While the industry had hoped it might make progress in a third attempt during the September legislative sessions to advance legislative reforms to national bid expansion that would protect rural providers and patients, lawmakers have left the issue unresolved and have recessed in order to focus on their reelection campaigns.
The industry had identified September as a key opportunity to continue pushing rural bid relief. Moreover, various Senate champions affirmed in late July that they would help the industry advance a post-implementation delay to the July 1 national bidding expansion cuts during September.
However, the industry was aware that the window of opportunity would be small. The industry had only 19 days when Congress returned for the September session before lawmakers would recess again. Moreover, House Majority Leader Rep. Kevin McCarthy’s (R-Calif.) calendar indicated that Mondays and Fridays will often be shortened workdays.
This means the industry will now have to wait until after the elections to work with Congress in hopes of reforming bid expansion.
“Congress has left town and this is still not fixed,” Said AAHomecare President and CEO Tom Ryan in an online statement. “We need it fixed in Lame Duck.”
The delay will only further compound the ripple effect that is being felt due to the July 1 cuts.
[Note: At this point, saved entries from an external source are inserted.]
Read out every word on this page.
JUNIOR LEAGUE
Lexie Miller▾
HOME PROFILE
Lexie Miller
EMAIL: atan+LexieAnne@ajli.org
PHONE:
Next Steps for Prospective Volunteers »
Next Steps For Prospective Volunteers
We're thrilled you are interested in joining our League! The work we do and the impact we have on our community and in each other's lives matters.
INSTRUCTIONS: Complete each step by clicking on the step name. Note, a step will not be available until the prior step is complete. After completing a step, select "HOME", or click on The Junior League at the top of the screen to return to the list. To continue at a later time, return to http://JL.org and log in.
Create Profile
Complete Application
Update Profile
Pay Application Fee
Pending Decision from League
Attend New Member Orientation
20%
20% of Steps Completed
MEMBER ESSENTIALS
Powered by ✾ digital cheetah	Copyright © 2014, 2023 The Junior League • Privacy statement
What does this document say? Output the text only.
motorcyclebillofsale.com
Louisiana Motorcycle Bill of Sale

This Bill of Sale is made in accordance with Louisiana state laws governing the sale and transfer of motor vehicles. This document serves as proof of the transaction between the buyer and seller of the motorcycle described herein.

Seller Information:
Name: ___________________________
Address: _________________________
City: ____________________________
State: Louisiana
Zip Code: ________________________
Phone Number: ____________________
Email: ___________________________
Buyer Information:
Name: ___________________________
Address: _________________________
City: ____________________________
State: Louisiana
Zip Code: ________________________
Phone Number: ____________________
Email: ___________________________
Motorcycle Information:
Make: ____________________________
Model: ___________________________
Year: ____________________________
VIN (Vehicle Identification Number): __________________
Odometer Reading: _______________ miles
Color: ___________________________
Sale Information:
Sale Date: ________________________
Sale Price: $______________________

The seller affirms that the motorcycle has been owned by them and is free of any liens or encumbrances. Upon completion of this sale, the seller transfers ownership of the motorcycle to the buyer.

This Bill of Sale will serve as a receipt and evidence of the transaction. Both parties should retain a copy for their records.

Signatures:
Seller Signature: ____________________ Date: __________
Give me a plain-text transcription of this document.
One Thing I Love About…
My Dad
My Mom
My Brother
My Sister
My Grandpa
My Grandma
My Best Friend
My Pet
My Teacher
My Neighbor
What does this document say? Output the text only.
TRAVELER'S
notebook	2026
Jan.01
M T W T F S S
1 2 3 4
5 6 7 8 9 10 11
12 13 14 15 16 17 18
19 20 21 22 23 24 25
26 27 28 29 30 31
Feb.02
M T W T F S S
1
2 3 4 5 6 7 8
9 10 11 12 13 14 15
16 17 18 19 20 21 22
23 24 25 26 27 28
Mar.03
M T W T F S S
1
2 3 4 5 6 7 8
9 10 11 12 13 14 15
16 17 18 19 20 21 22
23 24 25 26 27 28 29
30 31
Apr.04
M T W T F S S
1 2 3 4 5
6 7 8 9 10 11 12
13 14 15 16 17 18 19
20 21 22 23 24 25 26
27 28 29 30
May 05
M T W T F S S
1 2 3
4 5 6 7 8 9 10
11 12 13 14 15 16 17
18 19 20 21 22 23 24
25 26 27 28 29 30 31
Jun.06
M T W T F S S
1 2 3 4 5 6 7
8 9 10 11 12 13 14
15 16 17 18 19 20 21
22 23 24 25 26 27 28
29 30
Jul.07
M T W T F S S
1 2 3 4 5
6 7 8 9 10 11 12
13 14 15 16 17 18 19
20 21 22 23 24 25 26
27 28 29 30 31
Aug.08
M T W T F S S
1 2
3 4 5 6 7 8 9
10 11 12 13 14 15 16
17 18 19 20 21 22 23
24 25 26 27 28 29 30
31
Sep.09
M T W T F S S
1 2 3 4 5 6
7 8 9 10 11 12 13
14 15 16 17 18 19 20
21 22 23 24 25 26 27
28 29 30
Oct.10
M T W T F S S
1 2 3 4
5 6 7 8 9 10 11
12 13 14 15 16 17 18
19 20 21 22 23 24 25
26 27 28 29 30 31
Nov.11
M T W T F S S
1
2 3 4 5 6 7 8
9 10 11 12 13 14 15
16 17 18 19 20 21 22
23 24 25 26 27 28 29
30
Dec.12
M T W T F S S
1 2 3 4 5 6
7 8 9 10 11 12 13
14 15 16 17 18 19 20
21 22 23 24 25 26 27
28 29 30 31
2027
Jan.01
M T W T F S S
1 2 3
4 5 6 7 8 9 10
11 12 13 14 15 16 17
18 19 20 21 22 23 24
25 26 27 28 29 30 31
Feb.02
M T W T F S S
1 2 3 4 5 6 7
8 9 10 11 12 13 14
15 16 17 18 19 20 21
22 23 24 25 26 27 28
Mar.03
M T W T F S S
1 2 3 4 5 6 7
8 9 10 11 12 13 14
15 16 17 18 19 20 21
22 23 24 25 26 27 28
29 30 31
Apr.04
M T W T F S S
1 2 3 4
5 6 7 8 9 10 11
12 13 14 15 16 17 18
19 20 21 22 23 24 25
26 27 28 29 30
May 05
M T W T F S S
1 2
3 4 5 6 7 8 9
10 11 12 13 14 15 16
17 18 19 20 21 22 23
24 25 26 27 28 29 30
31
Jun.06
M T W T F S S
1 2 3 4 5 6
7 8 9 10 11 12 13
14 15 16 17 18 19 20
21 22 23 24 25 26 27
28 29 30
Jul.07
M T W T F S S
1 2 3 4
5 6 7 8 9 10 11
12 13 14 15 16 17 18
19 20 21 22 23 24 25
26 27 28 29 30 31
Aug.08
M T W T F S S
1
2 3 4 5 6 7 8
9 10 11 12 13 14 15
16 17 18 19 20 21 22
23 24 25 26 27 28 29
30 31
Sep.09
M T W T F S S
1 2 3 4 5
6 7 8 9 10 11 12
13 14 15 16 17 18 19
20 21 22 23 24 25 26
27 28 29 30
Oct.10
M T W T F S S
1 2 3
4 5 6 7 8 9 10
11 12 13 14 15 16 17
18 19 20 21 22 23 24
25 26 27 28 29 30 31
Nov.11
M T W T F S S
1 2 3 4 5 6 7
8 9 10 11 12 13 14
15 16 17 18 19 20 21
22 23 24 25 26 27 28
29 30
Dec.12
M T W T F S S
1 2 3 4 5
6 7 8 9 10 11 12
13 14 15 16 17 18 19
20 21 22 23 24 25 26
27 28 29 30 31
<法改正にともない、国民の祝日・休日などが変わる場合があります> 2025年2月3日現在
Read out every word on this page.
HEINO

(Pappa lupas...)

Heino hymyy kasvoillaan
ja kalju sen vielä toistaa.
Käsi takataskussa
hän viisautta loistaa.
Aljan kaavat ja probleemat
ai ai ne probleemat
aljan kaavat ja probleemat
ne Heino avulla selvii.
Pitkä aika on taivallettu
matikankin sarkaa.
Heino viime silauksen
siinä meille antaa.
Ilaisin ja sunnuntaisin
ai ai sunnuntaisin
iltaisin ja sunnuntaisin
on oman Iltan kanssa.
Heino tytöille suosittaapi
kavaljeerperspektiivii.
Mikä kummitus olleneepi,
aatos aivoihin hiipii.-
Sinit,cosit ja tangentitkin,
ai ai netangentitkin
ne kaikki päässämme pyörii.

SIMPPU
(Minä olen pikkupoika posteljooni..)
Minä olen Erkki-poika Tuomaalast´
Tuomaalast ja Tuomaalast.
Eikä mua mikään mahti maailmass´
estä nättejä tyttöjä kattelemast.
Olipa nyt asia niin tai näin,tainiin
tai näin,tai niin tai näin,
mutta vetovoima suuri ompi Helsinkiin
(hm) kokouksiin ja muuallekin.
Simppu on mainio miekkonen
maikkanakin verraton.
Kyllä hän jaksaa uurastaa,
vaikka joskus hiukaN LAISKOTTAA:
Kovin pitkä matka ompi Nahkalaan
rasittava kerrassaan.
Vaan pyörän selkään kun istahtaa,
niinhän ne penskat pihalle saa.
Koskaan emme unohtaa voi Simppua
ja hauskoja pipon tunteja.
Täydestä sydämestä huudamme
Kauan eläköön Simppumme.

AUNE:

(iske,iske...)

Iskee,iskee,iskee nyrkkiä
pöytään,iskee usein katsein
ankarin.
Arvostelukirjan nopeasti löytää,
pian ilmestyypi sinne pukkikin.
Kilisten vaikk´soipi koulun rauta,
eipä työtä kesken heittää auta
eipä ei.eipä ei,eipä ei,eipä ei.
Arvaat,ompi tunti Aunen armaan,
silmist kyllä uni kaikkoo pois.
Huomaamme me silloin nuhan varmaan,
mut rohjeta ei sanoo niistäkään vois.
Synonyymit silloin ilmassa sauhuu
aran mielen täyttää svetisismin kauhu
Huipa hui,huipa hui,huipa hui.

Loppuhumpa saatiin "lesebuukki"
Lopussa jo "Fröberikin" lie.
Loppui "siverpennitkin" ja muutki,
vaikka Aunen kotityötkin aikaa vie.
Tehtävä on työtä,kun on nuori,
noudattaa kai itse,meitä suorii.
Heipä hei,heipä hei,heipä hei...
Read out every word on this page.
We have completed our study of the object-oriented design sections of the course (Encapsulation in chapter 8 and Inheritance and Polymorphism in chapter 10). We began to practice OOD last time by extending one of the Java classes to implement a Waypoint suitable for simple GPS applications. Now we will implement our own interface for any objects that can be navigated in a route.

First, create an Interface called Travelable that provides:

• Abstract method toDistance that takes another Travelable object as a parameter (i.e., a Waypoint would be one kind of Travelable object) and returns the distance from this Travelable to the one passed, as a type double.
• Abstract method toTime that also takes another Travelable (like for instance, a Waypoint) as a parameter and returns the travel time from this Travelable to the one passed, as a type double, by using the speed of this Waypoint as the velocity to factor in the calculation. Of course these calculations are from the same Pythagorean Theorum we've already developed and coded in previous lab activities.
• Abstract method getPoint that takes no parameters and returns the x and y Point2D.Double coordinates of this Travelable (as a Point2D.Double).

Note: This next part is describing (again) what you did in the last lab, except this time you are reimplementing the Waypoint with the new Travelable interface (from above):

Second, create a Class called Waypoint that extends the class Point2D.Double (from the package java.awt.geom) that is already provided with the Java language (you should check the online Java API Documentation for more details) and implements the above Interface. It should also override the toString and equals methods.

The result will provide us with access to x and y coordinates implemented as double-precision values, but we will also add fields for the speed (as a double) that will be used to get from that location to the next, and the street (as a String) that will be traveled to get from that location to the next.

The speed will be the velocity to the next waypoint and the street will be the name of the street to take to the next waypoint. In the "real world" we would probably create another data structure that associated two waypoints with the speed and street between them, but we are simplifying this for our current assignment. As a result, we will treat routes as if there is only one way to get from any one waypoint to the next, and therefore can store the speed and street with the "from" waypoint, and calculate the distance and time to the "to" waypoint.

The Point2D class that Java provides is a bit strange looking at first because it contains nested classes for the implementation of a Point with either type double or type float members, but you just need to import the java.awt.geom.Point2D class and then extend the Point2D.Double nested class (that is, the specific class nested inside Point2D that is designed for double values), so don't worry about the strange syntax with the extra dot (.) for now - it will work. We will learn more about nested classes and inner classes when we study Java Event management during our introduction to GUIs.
For instance, it quickly became apparent over the summer that programs such as TRICARE, which many providers were using to buttress their funding, were now implementing harsh new cuts in the wake the July 1 DMEPOS rate cuts.
That prompted Brigham McCown, a retired federal senior executive and military officer who writes on public policy, to chide lawmakers who ran on campaigns pledging support for members of the military for failing to do so in “Empty Campaign Promises Hurt Military Families’ Quality Of Health Care,” an opinion piece for website The Daily Caller.
“These unrealistic reimbursement rates have been catastrophic for many home medical equipment providers who serve our military under the TRICARE program, and many of them are either reducing their product lines or opting out of TRICARE altogether,” McCown wrote. “… At a time when partisan bickering and gridlock dominate Capitol Hill, this is one issue where Members of Congress from both parties can come together. In doing so, they can save local businesses, protect jobs, and – most importantly – ensure quality of care for our seniors and people with disabilities in rural communities, as well as military families. It would be the right thing to do and would prove to be good public policy.”